Plus: What you can expect from season 2
WARNING: The following contains spoilers from season 1 of Quantico. Read at your own risk!
After a season on the run and in the dark, FBI agent Alex Parrish (Priyanka Chopra) will finally get answers — and some sooner than expected. “You’ll know everything,” executive producer Joshua Safran promises. “Before the finale, you’ll learn who [attacked New York], and in the finale, you’ll learn why and how.”
As Sunday’s episode revealed, Drew (Lenny Platt) is behind the Voice, manipulating Alex and Shelby (Johanna Braddy) into planting incriminating evidence into Ryan’s (Jake McLaughlin) laptop and driving away the nuclear bomb built by Will (Jay Armstrong Johnson). So with that, viewers now know who was behind the attacks — but that doesn’t mean the twists are over.

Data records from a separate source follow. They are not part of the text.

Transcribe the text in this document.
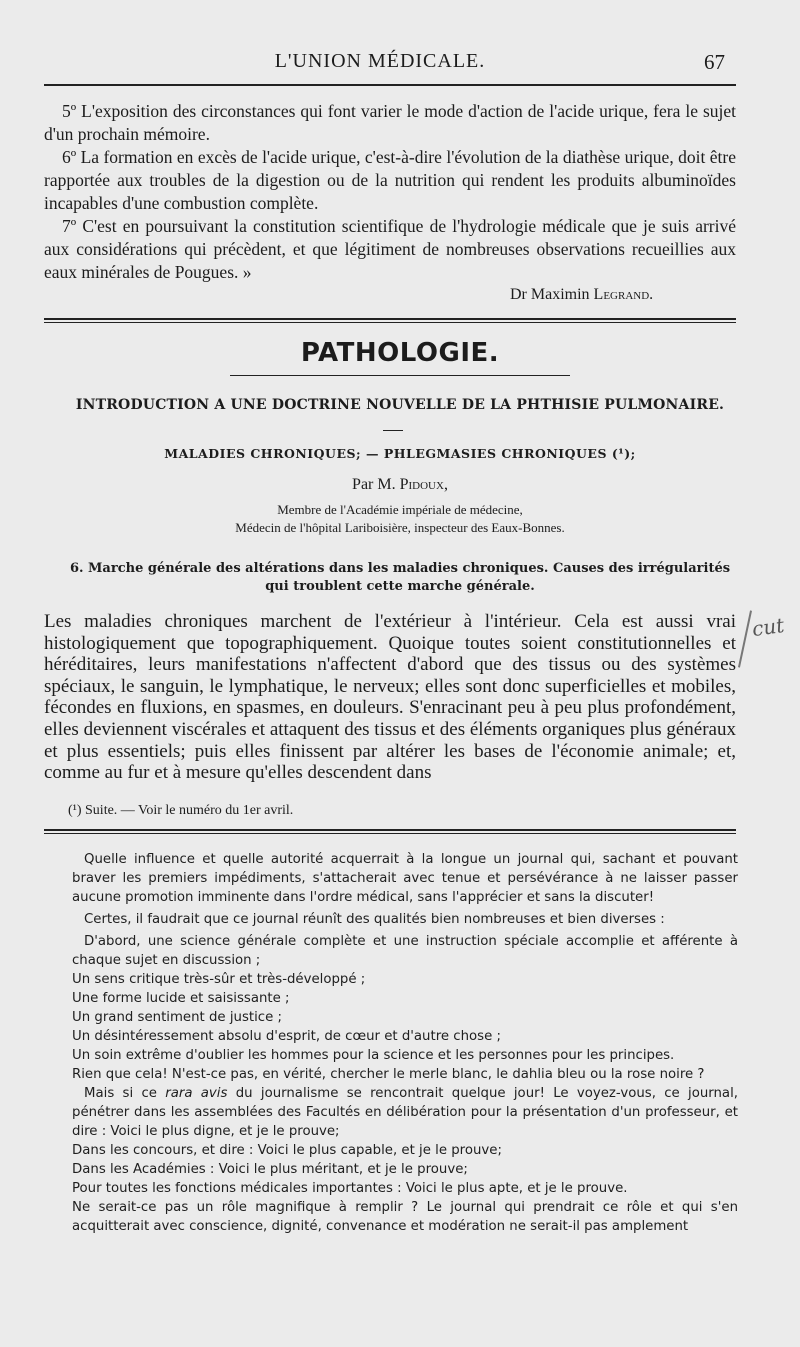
L'UNION MÉDICALE.	67
5º L'exposition des circonstances qui font varier le mode d'action de l'acide urique, fera le sujet d'un prochain mémoire.
6º La formation en excès de l'acide urique, c'est-à-dire l'évolution de la diathèse urique, doit être rapportée aux troubles de la digestion ou de la nutrition qui rendent les produits albuminoïdes incapables d'une combustion complète.
7º C'est en poursuivant la constitution scientifique de l'hydrologie médicale que je suis arrivé aux considérations qui précèdent, et que légitiment de nombreuses observations recueillies aux eaux minérales de Pougues. »
Dr Maximin Legrand.
PATHOLOGIE.
INTRODUCTION A UNE DOCTRINE NOUVELLE DE LA PHTHISIE PULMONAIRE.
MALADIES CHRONIQUES; — PHLEGMASIES CHRONIQUES (¹);
Par M. Pidoux,
Membre de l'Académie impériale de médecine,
Médecin de l'hôpital Lariboisière, inspecteur des Eaux-Bonnes.
6. Marche générale des altérations dans les maladies chroniques. Causes des irrégularités qui troublent cette marche générale.
Les maladies chroniques marchent de l'extérieur à l'intérieur. Cela est aussi vrai histologiquement que topographiquement. Quoique toutes soient constitutionnelles et héréditaires, leurs manifestations n'affectent d'abord que des tissus ou des systèmes spéciaux, le sanguin, le lymphatique, le nerveux; elles sont donc superficielles et mobiles, fécondes en fluxions, en spasmes, en douleurs. S'enracinant peu à peu plus profondément, elles deviennent viscérales et attaquent des tissus et des éléments organiques plus généraux et plus essentiels; puis elles finissent par altérer les bases de l'économie animale; et, comme au fur et à mesure qu'elles descendent dans
(¹) Suite. — Voir le numéro du 1er avril.

Quelle influence et quelle autorité acquerrait à la longue un journal qui, sachant et pouvant braver les premiers impédiments, s'attacherait avec tenue et persévérance à ne laisser passer aucune promotion imminente dans l'ordre médical, sans l'apprécier et sans la discuter!

Certes, il faudrait que ce journal réunît des qualités bien nombreuses et bien diverses :

D'abord, une science générale complète et une instruction spéciale accomplie et afférente à chaque sujet en discussion ;

Un sens critique très-sûr et très-développé ;

Une forme lucide et saisissante ;

Un grand sentiment de justice ;

Un désintéressement absolu d'esprit, de cœur et d'autre chose ;

Un soin extrême d'oublier les hommes pour la science et les personnes pour les principes.

Rien que cela! N'est-ce pas, en vérité, chercher le merle blanc, le dahlia bleu ou la rose noire ?

Mais si ce rara avis du journalisme se rencontrait quelque jour! Le voyez-vous, ce journal, pénétrer dans les assemblées des Facultés en délibération pour la présentation d'un professeur, et dire : Voici le plus digne, et je le prouve;

Dans les concours, et dire : Voici le plus capable, et je le prouve;

Dans les Académies : Voici le plus méritant, et je le prouve;

Pour toutes les fonctions médicales importantes : Voici le plus apte, et je le prouve.

Ne serait-ce pas un rôle magnifique à remplir ? Le journal qui prendrait ce rôle et qui s'en acquitterait avec conscience, dignité, convenance et modération ne serait-il pas amplement

cut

“One of the things you might not know until the finale is how many,” Safran teases. “Some people might be excited at just [answering] who, but we are excited about how and why. The show has been about, what makes someone a terrorist? What makes someone want to protect their country? What makes someone an American? That’s what we saved for the finale.”
To fill in those blanks, the drama’s season capper will bring back familiar faces, like academy burnout Elias (Rick Cosnett), and will include an epilogue with two time jumps that wrap up the story. “I’m not a fan of cliffhangers,” Safran explains. “We’re not leaving anyone’s life in the balance.”
Case in point: With two episodes left, Safran explains that “the last true Quantico episode” — in which we see the NATs train in the Academy during the present timeline — will happen in episode 21, with episode 22, the season finale, showing their graduation. Stories will wrap up there, while in New York, “it’s a non-stop [ride], the end of the rollercoaster,” he says. “It’s the last drops.”
Those last drops will also look ahead to season 2 through the introduction of a critical new character in the final minute and work up to a second season that will maintain the two-timeline structure, but connect them using a central catastrophe. “There will be a crisis that is ongoing that needs to be solved, that characters will find themselves in the midst of, but unlike season 1 — when Alex didn’t know while she was at Quantico that someone might be a terrorist — season 2 will be more integrated,” Safran says. “The present-day timeline will be all about how we believe this crisis is going to happen, and you’ll see it happening in the future.”
The remaining episodes of Quantico season 1 air Sundays on ABC at 10 p.m. ET, with the season finale airing May 15.